Tuesday, August 16, 2011

Wooly Alder Aphid

I have a patch of Common Alder shrubs upon which the Wooly Alder Aphids seasonally appear. I check the aphid colonies every summer in hopes of finding Harvester butterflies whose larvae feed upon the aphids. So far, I’ve not found any of the butterflies, but I always enjoy watching the aphids.

Wooly Alder Aphids overwinter as eggs on Silver Maples and begin their colonies there in the spring. The aphids mature into winged adults on the maples and then fly off to establish colonies on alders. By the end of summer the aphid colonies may contain hundreds of individuals. In the fall, mature aphids leave the alders and return to the Silver Maples to lay eggs.

Wooly Aphids produce long waxy strands that resemble silky hairs. As the aphids grow and molt, the shed skins clump together into brown masses.

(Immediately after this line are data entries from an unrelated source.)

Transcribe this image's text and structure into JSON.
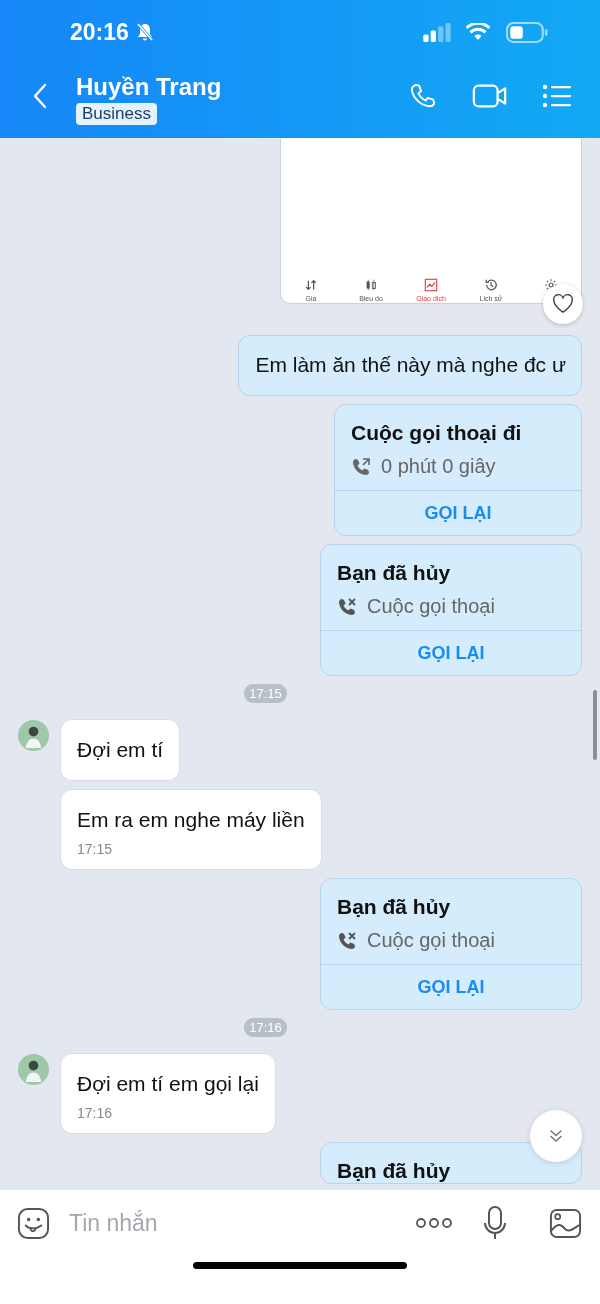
{
  "status_bar": {
    "time": "20:16",
    "muted": true
  },
  "header": {
    "name": "Huyền Trang",
    "badge": "Business"
  },
  "messages": [
    {
      "kind": "image",
      "tabs": [
        {
          "label": "Gia",
          "selected": false
        },
        {
          "label": "Bieu do",
          "selected": false
        },
        {
          "label": "Giao dich",
          "selected": true
        },
        {
          "label": "Lich sử",
          "selected": false
        },
        {
          "selected": false
        }
      ]
    },
    {
      "kind": "text_out",
      "text": "Em làm ăn thế này mà nghe đc ư"
    },
    {
      "kind": "call_outgoing",
      "title": "Cuộc gọi thoại đi",
      "detail": "0 phút 0 giây",
      "action": "GỌI LẠI"
    },
    {
      "kind": "call_cancelled",
      "title": "Bạn đã hủy",
      "detail": "Cuộc gọi thoại",
      "action": "GỌI LẠI"
    },
    {
      "kind": "time",
      "text": "17:15"
    },
    {
      "kind": "text_in",
      "avatar": true,
      "text": "Đợi em tí"
    },
    {
      "kind": "text_in",
      "avatar": false,
      "text": "Em ra em nghe máy liền",
      "time": "17:15"
    },
    {
      "kind": "call_cancelled",
      "title": "Bạn đã hủy",
      "detail": "Cuộc gọi thoại",
      "action": "GỌI LẠI"
    },
    {
      "kind": "time",
      "text": "17:16"
    },
    {
      "kind": "text_in",
      "avatar": true,
      "text": "Đợi em tí em gọi lại",
      "time": "17:16"
    },
    {
      "kind": "call_cancelled",
      "title": "Bạn đã hủy"
    }
  ],
  "composer": {
    "placeholder": "Tin nhắn"
  }
}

Like other aphid species, Wooly Aphids secrete a sweet liquid known as honeydew. The honeydew accumulates on leaves and branches below the aphid colony Sooty mold often grows on the honeydew and forms a thick, black covering.

Many species of insects visit the aphid colonies to collect the sweet honeydew. This is the Four-toothed Mason Wasp, Monobia quadridens, a black and white wasp which commonly feeds on nectar. It is a predator on caterpillars which it seals into nest chambers to feed developing larvae. I’ve never seen these wasps act aggressively, but they are often swatted because people mistake them for a Bald-faced Hornet.

Flies are always attracted to sugar water, so the honeydew covered leaves bring in a number of different fly species. I do find it odd that I never find any ants near the Wooly Aphids. Every other honeydew producing insect at Blue Jay Barrens is accompanied by ants, but not Wooly Aphids.

There are about a dozen Common Alders growing in this corner of an old crop field. They were planted here 25 years ago. I keep hoping that a Harvester butterfly will find them and their aphids. I’ll keep looking.


  1. I also really want to see a Harvester caterpillar! It is on my bucket list. :)

  2. I'm also always checking out aphid colonies like these looking for Harvester caterpillars. I once spotted an adult Harvester butterfly in the area, but have yet to find a caterpillar.

  3. Hi, Janet. Finding a Harvester caterpillar would certainly be exciting. I've not given up hope.

    Hi, Troy. If I found an adult Harvester, I think I would have to start checking the aphids one-by-one to make sure I wasn't missing any caterpillars.

  4. I saw something similar on stalks of coneflower earlier this summer; only 3 individuals. I will have to check again to see if they are still there. There are no alder shrubs nearby that i am aware of. Are there other plants they frequent?

  5. Hi, Wilma. There are several species of wooly aphids, so it's possible to find them on a variety of plants. There are also some plant hopper larvae and scale insects that produce a fuzzy covering, so it could be something like that.